Of course, it is not long before they come head to head with Joe and his War Boys and so it's on again for young & old and more well choreographed vehicular stunt work as more cars, trucks, bikes of every description collide, get overturned, get burned out, flipped, nudged, shunted and ground down into the desert dust before our heroes arrive back at The Citadel - although they have paid a price! It is all very well executed and deftly handled to deliver road movie carnage to this level with expert practical stunt work combined with cutting edge CGI, but by the third set piece and relentless chase sequences it all begins to get a little predictable and a little wearing I found.

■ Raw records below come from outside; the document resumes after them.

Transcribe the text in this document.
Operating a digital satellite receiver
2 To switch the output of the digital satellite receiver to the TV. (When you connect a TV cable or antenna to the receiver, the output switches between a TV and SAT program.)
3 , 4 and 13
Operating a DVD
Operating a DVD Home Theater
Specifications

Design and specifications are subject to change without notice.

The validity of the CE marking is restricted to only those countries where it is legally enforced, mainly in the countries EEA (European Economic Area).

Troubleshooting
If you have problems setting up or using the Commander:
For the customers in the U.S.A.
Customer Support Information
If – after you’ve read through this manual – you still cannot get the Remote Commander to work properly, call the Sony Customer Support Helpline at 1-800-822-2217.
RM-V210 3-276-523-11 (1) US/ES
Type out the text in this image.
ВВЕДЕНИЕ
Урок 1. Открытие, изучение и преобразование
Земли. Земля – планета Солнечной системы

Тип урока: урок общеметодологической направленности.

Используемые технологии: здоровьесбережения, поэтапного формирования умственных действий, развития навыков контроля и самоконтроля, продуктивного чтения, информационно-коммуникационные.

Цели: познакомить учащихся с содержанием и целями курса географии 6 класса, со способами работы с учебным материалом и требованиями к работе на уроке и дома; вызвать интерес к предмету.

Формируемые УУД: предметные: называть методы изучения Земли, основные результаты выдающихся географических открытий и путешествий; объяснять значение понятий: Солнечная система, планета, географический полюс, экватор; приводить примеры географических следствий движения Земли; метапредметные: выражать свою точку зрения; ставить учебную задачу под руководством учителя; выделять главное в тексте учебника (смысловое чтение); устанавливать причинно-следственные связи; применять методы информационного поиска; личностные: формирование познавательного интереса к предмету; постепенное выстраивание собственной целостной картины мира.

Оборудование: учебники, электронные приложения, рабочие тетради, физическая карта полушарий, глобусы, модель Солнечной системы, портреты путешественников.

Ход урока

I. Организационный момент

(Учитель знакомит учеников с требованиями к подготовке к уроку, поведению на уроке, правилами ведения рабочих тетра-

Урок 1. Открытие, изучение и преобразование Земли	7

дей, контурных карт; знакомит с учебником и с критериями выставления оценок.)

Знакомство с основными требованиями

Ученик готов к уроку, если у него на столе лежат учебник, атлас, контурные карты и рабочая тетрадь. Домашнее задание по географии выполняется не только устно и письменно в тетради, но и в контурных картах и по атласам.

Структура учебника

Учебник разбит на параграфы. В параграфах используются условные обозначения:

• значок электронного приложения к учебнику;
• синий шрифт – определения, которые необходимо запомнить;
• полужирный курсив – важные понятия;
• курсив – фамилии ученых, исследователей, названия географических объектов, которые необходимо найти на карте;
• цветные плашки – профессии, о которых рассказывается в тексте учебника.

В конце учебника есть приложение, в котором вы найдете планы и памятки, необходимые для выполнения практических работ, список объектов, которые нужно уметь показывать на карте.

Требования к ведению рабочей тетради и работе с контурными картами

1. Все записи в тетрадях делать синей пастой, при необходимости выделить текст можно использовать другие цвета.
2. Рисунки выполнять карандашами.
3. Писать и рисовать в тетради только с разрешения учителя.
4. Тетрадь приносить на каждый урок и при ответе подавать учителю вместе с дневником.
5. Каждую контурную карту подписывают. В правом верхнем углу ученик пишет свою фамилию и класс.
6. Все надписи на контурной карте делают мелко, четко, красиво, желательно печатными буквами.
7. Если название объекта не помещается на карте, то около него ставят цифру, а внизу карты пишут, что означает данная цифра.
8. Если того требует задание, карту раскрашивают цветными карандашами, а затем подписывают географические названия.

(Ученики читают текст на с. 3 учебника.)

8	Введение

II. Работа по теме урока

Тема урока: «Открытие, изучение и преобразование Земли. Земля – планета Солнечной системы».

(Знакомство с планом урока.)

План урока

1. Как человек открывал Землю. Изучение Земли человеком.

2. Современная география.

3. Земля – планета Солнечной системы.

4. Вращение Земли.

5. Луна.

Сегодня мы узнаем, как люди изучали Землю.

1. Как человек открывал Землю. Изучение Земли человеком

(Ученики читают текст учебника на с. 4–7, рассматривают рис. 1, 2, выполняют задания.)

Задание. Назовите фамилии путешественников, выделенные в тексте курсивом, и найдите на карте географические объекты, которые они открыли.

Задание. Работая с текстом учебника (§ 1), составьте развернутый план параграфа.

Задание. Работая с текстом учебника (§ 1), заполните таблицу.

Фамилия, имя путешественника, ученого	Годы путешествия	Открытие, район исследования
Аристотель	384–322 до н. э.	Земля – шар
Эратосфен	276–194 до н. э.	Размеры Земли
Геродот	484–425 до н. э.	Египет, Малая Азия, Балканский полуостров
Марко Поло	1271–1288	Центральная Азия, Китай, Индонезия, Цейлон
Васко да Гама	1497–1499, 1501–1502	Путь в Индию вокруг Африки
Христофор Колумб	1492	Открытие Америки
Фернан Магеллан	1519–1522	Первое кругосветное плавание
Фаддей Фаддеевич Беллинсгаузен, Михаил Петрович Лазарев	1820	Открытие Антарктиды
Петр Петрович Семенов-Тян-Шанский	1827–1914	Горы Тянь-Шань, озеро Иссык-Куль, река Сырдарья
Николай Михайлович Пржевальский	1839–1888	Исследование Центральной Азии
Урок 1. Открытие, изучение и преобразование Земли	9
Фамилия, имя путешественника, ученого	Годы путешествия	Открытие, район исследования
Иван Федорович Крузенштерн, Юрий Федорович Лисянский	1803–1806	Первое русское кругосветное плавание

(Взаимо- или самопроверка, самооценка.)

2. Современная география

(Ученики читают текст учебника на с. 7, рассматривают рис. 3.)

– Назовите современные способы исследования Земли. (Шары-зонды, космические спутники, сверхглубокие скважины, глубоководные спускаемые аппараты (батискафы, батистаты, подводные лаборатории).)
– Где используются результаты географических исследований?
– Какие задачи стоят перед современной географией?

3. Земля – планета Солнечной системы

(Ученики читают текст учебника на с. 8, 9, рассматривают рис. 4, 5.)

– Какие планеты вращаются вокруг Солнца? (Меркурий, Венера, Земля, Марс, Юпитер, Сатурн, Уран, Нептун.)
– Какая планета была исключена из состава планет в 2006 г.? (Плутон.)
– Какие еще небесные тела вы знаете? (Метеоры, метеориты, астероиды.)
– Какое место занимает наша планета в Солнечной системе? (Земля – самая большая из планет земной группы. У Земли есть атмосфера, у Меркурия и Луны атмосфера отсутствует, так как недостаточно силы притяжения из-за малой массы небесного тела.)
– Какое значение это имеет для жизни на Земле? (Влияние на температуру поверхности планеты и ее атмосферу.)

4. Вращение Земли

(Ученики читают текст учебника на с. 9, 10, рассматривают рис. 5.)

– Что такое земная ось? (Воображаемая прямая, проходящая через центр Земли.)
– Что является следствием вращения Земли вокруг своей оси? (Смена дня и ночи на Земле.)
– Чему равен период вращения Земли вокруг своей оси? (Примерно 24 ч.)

I couldn't really warm to Tom Hardy's Max as I did with Mel Gibson's but maybe it is just because now after all these years in the wilderness Hardy's Max is more grizzled, emotionally bereft, and has witnessed more death, destruction and loss than he would care to remember which causes him to experience visions of past memories he would rather forget! That said I question too why such a group would go through so much adversity, conflict, terror and danger along their journey, only to turn around and go back from whence they came, knowing that they may not even make it given what they know lies in front of them! And the action set pieces as good and as convincing as they are just dominate the film from end to end in seemingly never ending road rage written on the grandest scale - I was getting bored toward the end of the monotony and repetition of I was seeing - surely there are only so many ways to skin a cat! I was looking for a little more depth, more character development (although perhaps Miller assumes we know Max's back story - but what happened in the intervening years I wonder, and what about Furiosa too) and perhaps an insight in to the world as it now is and how The Citadel came to be.
At the time of writing 'Mad Max : Fury Road' had grossed US$27M with largely very positive reviews, but for me the jury is out and for the reasons stated above I was a little underwhelmed by it all. I shall probably go see it again to satisfy myself that my views expressed here are validated. I have no doubt that this film will do well enough catering for a whole new audience not familiar with Miller's three previous Mad Max outings, its young adult action appeal, the pedigree of its predecessors and the stylised video game action sequences. See it for yourself on the big screen and you decide, and then let me know what you thought.